@Bangkok ready d1 Please see above for the kind of intellectual divide we're talking about.
Obviously, the issue is complicated. But, basically, with the modern economy, the best and brightest from rural areas tend to get advanced degrees and then move into cities where they can get good-paying jobs that require those degrees. Someone from Population-500, Kansas who gets into Harvard to study molecular biology is obviously not likely to ever return to rural life because it doesn't have any of the institutions or employers that need their expertise and can compensation them. So they move to Chicago, or Seattle, or Atlanta, etc.
The result is a brain-drain of sort, where rural America is much less educated and is also much less exposed to the cultural diversity of urban areas. And that cultural and racial diversity scares them very much, it seems.
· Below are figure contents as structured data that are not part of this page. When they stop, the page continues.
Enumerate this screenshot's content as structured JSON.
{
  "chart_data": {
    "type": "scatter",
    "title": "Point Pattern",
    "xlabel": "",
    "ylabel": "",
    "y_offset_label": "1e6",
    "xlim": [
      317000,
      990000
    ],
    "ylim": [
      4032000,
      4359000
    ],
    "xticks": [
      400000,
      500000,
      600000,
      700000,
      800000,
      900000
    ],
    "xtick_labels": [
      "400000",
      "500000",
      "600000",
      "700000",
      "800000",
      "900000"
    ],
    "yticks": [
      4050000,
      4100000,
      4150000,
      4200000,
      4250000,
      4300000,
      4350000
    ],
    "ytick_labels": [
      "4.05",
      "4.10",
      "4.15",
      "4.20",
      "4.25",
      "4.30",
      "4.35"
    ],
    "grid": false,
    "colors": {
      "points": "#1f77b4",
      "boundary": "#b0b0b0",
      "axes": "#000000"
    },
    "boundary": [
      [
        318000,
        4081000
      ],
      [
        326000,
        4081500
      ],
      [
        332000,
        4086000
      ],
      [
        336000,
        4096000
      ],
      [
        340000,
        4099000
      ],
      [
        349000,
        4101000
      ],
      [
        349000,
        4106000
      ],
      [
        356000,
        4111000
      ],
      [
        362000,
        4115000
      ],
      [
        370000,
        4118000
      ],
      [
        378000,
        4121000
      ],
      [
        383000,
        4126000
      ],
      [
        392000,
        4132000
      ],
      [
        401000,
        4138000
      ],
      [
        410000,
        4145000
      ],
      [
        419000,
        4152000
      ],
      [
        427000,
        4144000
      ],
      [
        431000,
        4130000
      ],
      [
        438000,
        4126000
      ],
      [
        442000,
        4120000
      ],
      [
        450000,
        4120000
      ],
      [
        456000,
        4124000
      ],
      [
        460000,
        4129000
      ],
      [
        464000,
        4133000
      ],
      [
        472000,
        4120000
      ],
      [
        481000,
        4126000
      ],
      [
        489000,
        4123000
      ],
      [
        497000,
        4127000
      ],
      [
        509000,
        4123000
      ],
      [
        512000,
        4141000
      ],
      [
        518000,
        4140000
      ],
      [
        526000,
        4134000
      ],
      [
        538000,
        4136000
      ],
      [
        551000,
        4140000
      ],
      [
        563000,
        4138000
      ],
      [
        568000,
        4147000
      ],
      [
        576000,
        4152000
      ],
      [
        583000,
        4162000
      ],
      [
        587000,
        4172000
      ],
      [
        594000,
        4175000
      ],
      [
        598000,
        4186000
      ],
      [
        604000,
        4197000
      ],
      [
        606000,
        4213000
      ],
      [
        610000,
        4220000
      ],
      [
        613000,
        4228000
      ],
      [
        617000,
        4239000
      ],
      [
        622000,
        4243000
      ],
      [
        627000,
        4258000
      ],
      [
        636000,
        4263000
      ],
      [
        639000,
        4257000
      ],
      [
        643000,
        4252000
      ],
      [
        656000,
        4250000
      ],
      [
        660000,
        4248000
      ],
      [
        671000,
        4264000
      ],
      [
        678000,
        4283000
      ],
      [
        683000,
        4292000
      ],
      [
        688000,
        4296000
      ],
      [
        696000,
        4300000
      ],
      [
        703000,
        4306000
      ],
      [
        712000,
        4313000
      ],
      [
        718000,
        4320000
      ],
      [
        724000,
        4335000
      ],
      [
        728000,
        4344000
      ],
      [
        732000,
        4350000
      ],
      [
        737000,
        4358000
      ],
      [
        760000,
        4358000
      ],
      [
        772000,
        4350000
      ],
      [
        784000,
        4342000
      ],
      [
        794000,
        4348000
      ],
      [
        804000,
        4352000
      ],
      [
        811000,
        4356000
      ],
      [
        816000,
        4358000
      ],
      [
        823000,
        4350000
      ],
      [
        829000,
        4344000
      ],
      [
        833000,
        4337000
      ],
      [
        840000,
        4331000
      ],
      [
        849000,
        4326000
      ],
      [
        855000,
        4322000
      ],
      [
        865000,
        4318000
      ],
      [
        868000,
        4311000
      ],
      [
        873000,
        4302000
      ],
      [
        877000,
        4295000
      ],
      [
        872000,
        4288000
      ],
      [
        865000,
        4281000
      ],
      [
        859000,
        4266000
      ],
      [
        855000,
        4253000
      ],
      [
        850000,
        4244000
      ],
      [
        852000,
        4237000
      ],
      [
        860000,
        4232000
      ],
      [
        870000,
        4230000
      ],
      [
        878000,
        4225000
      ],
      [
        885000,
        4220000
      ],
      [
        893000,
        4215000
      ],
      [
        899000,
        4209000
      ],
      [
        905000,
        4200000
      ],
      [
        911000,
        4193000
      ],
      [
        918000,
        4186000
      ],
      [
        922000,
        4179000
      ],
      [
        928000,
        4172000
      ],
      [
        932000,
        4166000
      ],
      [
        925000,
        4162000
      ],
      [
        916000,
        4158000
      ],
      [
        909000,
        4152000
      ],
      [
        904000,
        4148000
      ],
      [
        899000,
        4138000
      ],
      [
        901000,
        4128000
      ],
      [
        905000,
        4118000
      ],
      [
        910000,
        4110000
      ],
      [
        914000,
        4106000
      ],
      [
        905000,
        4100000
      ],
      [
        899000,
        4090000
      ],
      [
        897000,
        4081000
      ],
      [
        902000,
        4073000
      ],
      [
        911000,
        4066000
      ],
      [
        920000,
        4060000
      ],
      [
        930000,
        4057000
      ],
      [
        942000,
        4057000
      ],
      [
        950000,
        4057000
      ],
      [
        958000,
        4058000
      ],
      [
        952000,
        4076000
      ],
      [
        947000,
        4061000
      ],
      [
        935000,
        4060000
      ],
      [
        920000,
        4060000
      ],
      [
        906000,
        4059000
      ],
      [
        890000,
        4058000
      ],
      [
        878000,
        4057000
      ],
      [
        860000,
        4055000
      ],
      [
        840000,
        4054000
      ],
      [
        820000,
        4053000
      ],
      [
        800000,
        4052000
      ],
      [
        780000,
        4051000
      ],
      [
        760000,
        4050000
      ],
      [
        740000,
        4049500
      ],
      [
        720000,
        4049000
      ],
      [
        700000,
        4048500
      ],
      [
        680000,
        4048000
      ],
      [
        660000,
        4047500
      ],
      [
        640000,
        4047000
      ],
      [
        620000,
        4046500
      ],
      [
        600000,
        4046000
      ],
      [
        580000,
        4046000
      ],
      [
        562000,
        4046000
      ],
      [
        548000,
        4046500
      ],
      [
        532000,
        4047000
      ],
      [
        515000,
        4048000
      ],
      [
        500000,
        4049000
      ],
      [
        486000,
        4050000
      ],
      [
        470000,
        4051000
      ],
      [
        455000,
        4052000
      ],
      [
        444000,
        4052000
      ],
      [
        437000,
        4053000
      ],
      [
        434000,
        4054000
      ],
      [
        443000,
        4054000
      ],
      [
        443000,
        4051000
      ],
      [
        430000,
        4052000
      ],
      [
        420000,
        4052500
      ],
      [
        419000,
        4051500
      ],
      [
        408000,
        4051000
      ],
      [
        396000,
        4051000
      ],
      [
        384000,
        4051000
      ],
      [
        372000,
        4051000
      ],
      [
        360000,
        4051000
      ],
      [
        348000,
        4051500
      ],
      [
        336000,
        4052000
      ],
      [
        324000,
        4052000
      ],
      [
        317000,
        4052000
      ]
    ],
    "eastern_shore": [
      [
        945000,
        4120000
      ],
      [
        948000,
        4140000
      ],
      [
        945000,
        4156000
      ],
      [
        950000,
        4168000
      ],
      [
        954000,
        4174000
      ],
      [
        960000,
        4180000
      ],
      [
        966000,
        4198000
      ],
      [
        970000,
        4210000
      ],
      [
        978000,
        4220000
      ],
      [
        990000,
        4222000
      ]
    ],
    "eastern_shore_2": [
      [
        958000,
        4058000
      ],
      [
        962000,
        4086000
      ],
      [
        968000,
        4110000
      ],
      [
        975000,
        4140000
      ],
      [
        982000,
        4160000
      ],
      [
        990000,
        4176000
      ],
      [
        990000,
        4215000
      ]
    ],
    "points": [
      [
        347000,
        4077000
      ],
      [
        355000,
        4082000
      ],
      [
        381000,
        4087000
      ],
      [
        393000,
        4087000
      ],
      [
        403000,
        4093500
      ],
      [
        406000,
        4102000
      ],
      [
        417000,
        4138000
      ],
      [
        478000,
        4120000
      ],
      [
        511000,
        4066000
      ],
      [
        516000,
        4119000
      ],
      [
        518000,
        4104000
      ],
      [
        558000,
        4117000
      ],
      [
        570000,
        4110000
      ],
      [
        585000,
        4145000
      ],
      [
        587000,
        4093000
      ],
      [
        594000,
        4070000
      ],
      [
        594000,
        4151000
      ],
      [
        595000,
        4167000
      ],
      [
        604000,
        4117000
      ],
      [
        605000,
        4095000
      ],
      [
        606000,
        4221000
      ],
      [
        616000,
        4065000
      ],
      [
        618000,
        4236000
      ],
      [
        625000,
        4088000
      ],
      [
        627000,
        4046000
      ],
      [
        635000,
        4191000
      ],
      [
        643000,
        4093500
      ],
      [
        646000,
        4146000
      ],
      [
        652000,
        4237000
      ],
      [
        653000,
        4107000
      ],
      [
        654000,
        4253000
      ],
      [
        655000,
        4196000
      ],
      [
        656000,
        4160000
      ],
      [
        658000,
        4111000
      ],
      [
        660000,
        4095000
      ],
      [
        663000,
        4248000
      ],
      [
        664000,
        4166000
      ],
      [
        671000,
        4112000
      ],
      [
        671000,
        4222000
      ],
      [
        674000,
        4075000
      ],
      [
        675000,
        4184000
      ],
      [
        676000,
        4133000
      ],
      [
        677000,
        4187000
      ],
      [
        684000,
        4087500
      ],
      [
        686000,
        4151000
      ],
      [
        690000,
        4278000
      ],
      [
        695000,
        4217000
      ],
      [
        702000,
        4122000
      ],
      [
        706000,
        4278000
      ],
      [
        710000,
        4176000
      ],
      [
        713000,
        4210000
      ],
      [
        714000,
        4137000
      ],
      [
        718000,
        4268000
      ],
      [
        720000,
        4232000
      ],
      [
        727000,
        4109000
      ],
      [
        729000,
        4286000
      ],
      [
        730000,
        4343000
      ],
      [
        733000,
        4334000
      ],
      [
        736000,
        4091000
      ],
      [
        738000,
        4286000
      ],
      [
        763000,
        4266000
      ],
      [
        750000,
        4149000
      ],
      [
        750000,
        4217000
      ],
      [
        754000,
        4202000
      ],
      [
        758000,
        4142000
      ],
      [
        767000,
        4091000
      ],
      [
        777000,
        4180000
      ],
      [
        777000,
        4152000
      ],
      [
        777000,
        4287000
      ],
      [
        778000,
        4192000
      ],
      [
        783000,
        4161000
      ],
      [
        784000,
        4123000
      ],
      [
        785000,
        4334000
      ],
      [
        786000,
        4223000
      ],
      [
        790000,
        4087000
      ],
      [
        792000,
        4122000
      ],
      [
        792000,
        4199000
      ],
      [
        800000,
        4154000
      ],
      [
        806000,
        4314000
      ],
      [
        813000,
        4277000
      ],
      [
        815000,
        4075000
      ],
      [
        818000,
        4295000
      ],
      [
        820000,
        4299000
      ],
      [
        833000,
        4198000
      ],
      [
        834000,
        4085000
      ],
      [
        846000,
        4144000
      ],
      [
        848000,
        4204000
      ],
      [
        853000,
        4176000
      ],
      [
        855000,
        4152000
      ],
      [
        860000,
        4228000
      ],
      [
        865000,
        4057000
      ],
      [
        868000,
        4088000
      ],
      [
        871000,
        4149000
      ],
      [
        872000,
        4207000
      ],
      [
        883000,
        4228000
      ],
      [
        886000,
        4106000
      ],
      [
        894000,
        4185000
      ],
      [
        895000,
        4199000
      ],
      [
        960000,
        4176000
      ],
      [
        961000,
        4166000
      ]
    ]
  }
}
This intellectual divide has been massively aggravated by the internet age, particularly with rural communities that did not have great internet access until fairly recently. They are not versed in deciphering propaganda from actual reporting, which to be fair is quite difficult and takes a lot of exposure to the internet to really get a hang of things. This has resulted in massive disinformation bubbles forming across rural communities, where large amounts of these communities really believe in outright falsehoods, like that the Clintons are mass murderers, Bill Gates is using vaccines to microchip people, there's an impending white genocide, etc.